O impasse sobre o reajuste do salário mínimo legal (SML) no Paraguai ficou evidente durante o programa de debate Políticamente Yncorrecto, onde representantes de trabalhadores, empresários e o Ministério do Trabalho, Emprego e Segurança Social (MTESS) expuseram posições divergentes.

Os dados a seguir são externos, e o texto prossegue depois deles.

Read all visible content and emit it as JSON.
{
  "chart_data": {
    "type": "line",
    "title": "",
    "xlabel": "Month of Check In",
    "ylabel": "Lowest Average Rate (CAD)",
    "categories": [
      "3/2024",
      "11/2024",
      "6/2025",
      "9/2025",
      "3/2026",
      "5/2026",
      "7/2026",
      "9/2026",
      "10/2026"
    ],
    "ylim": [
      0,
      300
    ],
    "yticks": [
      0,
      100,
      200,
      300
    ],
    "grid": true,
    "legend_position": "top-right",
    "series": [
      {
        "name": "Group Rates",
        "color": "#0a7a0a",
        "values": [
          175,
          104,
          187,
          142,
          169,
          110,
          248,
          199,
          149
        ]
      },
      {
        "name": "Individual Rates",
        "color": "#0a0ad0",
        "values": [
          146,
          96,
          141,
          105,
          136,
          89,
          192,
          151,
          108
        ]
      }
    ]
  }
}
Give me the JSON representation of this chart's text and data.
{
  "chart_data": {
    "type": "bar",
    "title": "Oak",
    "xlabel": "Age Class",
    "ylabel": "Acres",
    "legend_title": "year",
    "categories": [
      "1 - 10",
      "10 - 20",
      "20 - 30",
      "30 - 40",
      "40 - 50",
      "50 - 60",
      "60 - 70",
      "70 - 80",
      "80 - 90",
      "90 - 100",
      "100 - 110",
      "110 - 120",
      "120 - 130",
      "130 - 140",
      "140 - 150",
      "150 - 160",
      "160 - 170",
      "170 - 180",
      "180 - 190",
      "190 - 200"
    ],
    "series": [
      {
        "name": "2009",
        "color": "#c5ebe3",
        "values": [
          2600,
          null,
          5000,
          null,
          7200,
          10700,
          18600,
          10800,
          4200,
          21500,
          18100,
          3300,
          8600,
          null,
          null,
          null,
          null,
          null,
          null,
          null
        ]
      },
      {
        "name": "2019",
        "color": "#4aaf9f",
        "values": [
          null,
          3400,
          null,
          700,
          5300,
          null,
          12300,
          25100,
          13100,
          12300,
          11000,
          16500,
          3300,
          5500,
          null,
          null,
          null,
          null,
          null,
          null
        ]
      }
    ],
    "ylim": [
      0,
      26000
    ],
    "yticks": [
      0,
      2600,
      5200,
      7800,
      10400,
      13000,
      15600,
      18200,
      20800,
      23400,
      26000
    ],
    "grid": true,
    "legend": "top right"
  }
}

A ministra do Trabalho, Mónica Recalde, defendeu que, além do índice de preços ao consumidor (IPC), é necessário considerar outras variáveis como produtividade, desenvolvimento do mercado e outros componentes. Esses indicadores, segundo ela, devem ser negociados no Conselho Nacional de Salários Mínimos (Conasam) sem necessidade de alterar a lei. “Se não formos sinceros e fixarmos apenas pelo IPC, sem um esclarecimento das partes para que se possa discutir, estaremos novamente no mesmo ponto”, afirmou. Recalde destacou que o artigo 250 da lei, que trata de questões salariais regionais e da situação econômica das famílias, nunca foi analisado.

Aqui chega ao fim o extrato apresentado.